しかし、優れた「プロダクト」を作っただけでは長期的な成功は達成できません。たとえば、動画にコメントを表示すると言うサービスでは中国のMojitiというサービスが先行していましたが、Mojitiは単独では成功できませんでした(Huluが買ってくれたので結果オーライではありますが)。ここで必要なのが「パートナー」の輪を広げていく作業です。ニコ動は一般ユーザーや広告主を増やすだけではなく、大手コンテンツ提供者との提携、さらにはJASRACとの契約も成し遂げました。ここでのリーダーは「デプロイヤー」たる川上会長だったのでしょう(たぶん)。

なお、この「パートナー」のステージでは、ニワンゴが、JASRACにも多大な収益をもたらしており、エイベックスの子会社でもあるドワンゴの子会社であることを無視できなかったと思いますん。そういうバックグラウンドがない会社がことを進めてもなかなかうまく行かなかったのではないかと思います。このステージでは理屈だけではなく政治力も大事です。『エスケープベロシティ』においても、iTunesが大手レコード会社との提携に成功できたのもジョブズがディズニーの取締役であってこそだったと書かれています。

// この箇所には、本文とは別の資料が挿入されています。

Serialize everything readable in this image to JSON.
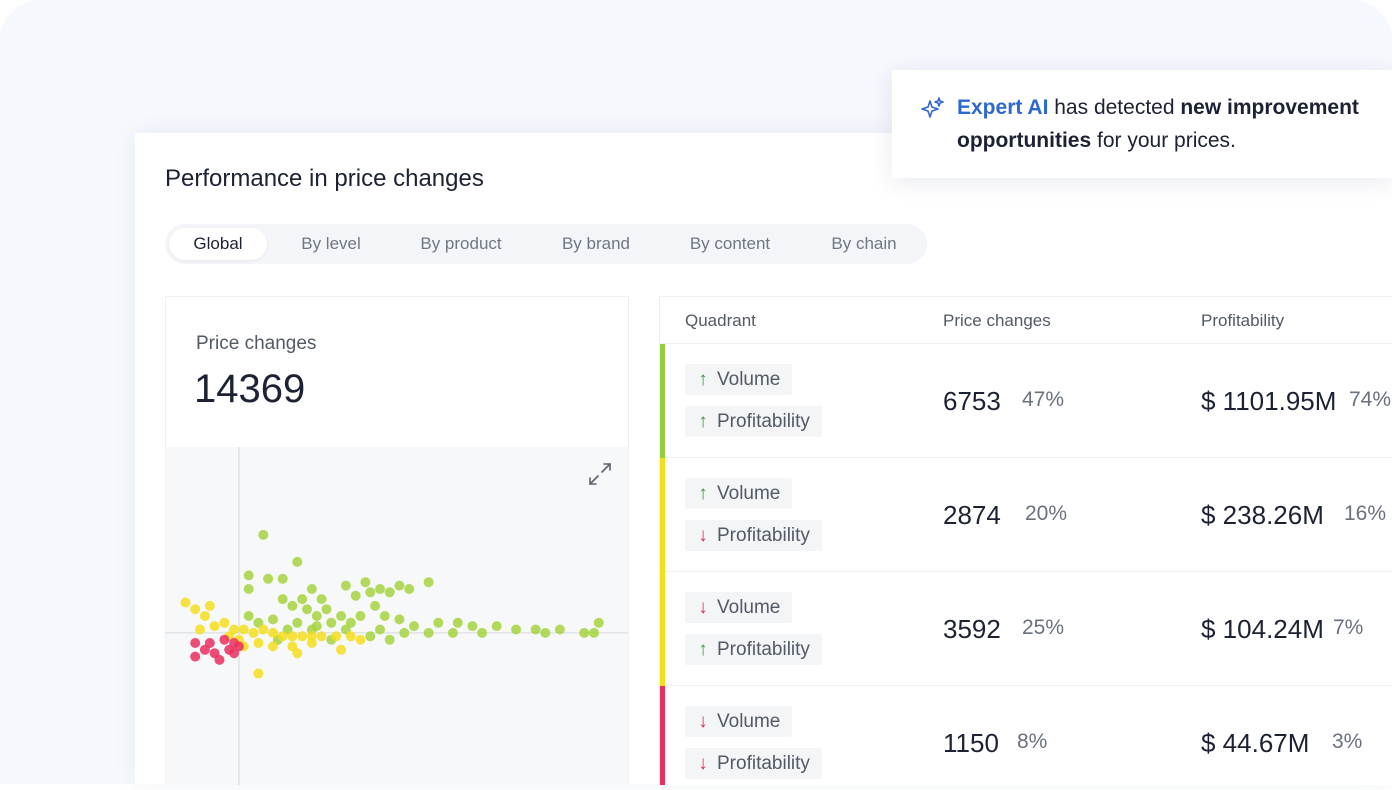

そして、最後の「プロセス」(最適化)のステージでは、名前は存じませんがおそらくIT担当のマネージャが「オプティマイザー」として安定したサービスを提供するよう日夜努力されていると思います。安定稼働がちゃんとできなくてユーザーが離れていったネットサービスも多いので非常に大事なステージではあります。

ということで、ネットサービスに限らず、新規ビジネスを最後まで花開かせていくためには、「発明」→「展開」→「最適化」のすべてのステージにおいてそれに適したリーダーの元で実行力を発揮していかなければならないというお話でした。